M. M. Mahood, Shakespeare's Wordplay: Some Reappraisals. Introducing the Subject.
Published in Connotations Vol. 6.1 (1996/97)
Inge Leimberg introduces this volume’s special section commemorating the 40th anniversary of Molly M. Mahood’s Shakespeare’s Wordplay. It contains a series of articles reappraising this book’s chapter on The Winter’s Tale.
When I was a young girl a ticket for the gallery was 50 pfennigs (sixpence), and didn't I buy it and use it and wish to be tamed by Petruchio (who made his entrance by vaulting the rails) and cry over Gretchen in the dungeon, with the voice of heaven rendering Mephisto's verdict of guilty null and void, a blasphemy, a ridiculous presumption. The devil was a fool. Concerts were also to be had for 50 pfennigs but church music cost nothing at all, and so there was Bach, including The Art of Fugue played (for want of an even diviner instrument) on the organ and culminating in B-A-C-H (B and H meaning in German B flat and B).
So when I began studying literature, Aristotle and Horace and Quintilian had something to go on: of course there was such a thing as a cathartic experience through a work of art, in contrast with real pity and fear in real life, and of course poetry, especially dramatic poetry, makes it possible for us to be moved and delighted at the same time. Again of course, in poetry nomen est omen in the very sense that B-A-C-H is a fugal subject; no one makes this clearer than Shakespeare: "There are … books in brooks," and when ("only for a jest") Master Ford wants to be called Brook, the officiating Host employs a baptismal formula echoing Isaiah 9:6 and anticipating Handel's Messiah: "and thy name shall be Brook."
Yes, wordplay is a word to conjure by in the understanding of poetry. But, felt I, how to do it? For, if there is anything that needs a master, it is conjuring. As Sidney so very rightly says: for poetry to be brought into being it needs not only the divine fire but also a hard-won technique. Similarly, the pursuit of literary studies requires a natural affinity to that second nature as well as a detailed and extensive knowledge of it; both, however, will be of little use without a thorough [→page 2] training in the art (or craft, or mystery) of interpretation. To proceed from appreciation to elucidation it needs valid criteria of how to read, that is to say, how to grasp the truly literal meaning of the words, uttered by the "tongues in trees" which are made audible by the language of poetry. Surely, "To hear with eyes belongs to love's fine wit," and the great thing is to learn that art of hearing.

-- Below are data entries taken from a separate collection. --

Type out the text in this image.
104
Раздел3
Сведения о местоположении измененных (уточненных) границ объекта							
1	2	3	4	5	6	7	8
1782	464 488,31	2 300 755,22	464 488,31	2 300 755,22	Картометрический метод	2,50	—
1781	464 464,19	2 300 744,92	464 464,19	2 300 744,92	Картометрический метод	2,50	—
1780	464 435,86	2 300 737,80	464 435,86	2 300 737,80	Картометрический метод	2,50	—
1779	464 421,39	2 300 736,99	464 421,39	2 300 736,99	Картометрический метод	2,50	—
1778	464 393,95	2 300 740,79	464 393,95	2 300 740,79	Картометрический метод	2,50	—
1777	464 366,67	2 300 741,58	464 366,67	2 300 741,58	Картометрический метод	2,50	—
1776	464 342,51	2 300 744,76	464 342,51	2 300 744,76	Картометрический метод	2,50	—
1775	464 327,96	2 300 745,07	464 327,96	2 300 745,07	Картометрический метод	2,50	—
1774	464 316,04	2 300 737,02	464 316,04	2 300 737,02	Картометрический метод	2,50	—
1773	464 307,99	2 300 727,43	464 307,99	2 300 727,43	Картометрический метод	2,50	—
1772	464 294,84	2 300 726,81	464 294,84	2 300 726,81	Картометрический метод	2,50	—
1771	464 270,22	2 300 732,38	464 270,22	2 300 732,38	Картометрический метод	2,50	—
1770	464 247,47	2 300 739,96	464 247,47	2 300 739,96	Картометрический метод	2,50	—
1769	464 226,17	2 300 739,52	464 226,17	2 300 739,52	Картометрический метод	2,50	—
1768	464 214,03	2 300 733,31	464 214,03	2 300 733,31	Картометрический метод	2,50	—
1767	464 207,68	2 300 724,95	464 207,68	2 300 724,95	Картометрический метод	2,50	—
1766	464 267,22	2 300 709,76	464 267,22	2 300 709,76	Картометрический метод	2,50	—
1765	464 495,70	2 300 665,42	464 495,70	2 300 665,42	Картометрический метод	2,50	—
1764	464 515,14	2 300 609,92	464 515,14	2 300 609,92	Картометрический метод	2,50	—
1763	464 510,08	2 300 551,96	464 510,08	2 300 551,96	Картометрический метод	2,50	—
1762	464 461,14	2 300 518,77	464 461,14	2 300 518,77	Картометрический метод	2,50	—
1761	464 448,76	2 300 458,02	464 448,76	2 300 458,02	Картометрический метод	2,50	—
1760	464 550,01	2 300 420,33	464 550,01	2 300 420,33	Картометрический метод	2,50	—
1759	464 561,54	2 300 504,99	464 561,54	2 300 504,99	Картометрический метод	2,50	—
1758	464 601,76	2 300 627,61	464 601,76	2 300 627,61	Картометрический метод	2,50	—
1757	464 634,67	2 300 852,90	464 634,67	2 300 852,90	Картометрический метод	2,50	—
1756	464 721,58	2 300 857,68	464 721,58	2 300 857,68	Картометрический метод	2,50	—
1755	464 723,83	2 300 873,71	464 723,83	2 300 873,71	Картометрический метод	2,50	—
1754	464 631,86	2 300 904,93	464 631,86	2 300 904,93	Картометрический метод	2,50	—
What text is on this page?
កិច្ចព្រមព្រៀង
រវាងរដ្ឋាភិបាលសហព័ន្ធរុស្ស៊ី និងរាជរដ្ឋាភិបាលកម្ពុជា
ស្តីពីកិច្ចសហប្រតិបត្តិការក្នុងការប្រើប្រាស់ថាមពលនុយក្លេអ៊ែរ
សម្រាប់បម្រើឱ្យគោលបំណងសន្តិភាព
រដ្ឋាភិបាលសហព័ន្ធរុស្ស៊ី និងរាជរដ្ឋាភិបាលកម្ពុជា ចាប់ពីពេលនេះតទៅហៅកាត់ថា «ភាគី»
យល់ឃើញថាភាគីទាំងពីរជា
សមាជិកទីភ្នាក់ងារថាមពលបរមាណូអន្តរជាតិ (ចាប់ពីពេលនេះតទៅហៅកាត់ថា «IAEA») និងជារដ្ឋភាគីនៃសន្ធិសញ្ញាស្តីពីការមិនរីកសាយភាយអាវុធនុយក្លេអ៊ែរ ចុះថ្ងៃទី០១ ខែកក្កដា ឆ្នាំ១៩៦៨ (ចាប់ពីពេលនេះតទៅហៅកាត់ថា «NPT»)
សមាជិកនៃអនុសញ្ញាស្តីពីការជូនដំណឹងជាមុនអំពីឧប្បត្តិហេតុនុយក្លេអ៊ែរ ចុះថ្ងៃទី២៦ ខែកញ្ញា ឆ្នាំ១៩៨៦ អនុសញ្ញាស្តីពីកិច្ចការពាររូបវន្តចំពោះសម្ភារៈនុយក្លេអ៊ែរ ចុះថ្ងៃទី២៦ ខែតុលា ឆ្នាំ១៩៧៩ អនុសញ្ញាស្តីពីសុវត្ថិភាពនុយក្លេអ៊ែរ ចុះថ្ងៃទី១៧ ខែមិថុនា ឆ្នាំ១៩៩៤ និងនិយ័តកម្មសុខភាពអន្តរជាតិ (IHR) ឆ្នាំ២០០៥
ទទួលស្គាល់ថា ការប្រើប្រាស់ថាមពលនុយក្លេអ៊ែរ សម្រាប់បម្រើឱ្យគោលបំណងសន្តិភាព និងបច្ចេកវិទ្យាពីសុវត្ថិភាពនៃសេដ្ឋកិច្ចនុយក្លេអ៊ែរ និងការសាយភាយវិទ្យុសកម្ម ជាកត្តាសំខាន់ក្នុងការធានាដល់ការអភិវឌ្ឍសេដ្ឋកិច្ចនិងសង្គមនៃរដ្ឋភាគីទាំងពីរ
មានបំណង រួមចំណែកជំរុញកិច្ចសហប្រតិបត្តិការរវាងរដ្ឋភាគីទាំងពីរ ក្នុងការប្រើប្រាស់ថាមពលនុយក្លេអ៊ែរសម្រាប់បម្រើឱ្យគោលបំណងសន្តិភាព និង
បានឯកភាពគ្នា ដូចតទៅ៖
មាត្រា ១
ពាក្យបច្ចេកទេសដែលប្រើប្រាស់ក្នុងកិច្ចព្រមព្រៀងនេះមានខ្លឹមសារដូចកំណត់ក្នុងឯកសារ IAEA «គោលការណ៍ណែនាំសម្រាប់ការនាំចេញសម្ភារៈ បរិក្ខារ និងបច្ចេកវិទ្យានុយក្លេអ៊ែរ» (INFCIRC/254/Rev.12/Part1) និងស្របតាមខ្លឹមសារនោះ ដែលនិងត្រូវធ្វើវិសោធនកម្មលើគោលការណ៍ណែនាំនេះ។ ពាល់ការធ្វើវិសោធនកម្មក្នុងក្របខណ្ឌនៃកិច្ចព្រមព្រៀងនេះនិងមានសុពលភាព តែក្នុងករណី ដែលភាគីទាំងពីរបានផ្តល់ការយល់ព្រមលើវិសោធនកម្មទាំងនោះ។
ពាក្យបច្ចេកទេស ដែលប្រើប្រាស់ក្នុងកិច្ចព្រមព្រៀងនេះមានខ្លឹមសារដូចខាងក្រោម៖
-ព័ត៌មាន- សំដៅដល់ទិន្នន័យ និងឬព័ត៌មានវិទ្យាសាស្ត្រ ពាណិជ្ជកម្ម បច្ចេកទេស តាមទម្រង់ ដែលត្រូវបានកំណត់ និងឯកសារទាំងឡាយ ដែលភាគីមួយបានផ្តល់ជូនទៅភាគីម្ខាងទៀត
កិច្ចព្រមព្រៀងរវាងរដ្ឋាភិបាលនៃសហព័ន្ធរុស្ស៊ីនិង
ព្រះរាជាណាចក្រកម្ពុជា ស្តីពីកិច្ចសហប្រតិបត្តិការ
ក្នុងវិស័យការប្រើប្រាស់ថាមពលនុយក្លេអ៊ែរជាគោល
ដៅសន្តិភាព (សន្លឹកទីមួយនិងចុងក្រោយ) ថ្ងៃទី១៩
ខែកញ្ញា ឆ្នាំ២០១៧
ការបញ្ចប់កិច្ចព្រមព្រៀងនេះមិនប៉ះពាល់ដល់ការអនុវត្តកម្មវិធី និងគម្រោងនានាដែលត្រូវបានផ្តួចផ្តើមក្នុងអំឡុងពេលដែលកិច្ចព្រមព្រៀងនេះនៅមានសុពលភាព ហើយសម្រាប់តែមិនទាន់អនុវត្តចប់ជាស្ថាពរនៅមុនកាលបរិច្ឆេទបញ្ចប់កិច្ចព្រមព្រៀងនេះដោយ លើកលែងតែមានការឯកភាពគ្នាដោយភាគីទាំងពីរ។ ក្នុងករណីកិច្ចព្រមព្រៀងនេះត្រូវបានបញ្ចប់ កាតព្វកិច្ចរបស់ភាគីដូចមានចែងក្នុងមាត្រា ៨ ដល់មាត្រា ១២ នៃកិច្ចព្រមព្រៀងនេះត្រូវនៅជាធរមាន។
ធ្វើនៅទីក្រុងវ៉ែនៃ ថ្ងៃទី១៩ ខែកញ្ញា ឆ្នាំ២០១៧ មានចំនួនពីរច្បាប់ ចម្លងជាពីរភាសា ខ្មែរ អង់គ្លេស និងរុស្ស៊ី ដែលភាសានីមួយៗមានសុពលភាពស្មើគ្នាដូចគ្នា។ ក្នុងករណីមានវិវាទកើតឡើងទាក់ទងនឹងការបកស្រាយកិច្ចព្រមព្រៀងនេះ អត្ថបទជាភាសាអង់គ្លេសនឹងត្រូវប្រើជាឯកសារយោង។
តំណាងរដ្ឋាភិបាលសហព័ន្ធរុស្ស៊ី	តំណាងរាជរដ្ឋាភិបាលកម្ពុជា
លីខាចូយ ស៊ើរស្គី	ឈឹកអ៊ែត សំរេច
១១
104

One of the masters who helped me bridge the gap between the love of poetry and the interpretation of literary texts is M. M. Mahood, whose work I have found so especially congenial because she provides tools from the workshop of philology (and rhetoric and the history of literature and ideas) by which actually poetic matters can be handled. It goes without saying that they have to be used according to the poet's own "fore-conceit or idea of the work" and Professor Mahood does so use them, beginning with the most cherished plaything of poets, the word, and going on from there to the structured whole. In Shakespeare the words "word," "world," and "worth" recur as a triadic formula. The world and the word belong together as God's law and every jota of it, or as the grown tree and the seed in which all the "worth" is comprised, or as the poetic work and the single word which must not be lost or the whole structure collapses.
When we began to think of this re-review of Shakespeare's Wordplay, the chapter on The Winter's Tale seemed a likely choice because it reveals in an especially intriguing manner the poet's idea of play, be it with dramatic genres from ultra-modern pastoral tragicomedy to outgrown morality, or with the dramatis personae including Father Time and a live statue, or with the unities of place and time, or with the single word, which in this play is not only an element of play but called by that very name: "go play, boy, play."
My co-editors and I wish to thank Professors Gibbons, Hunt, Laird, and Muir for their contributions. Above all, we are grateful to Professor Mahood.—When this issue of Connotations was ready for the press the sad news reached us that Professor Kenneth Muir has passed away. Working with him was as great an honour as it was a pleasure and we shall miss him very much.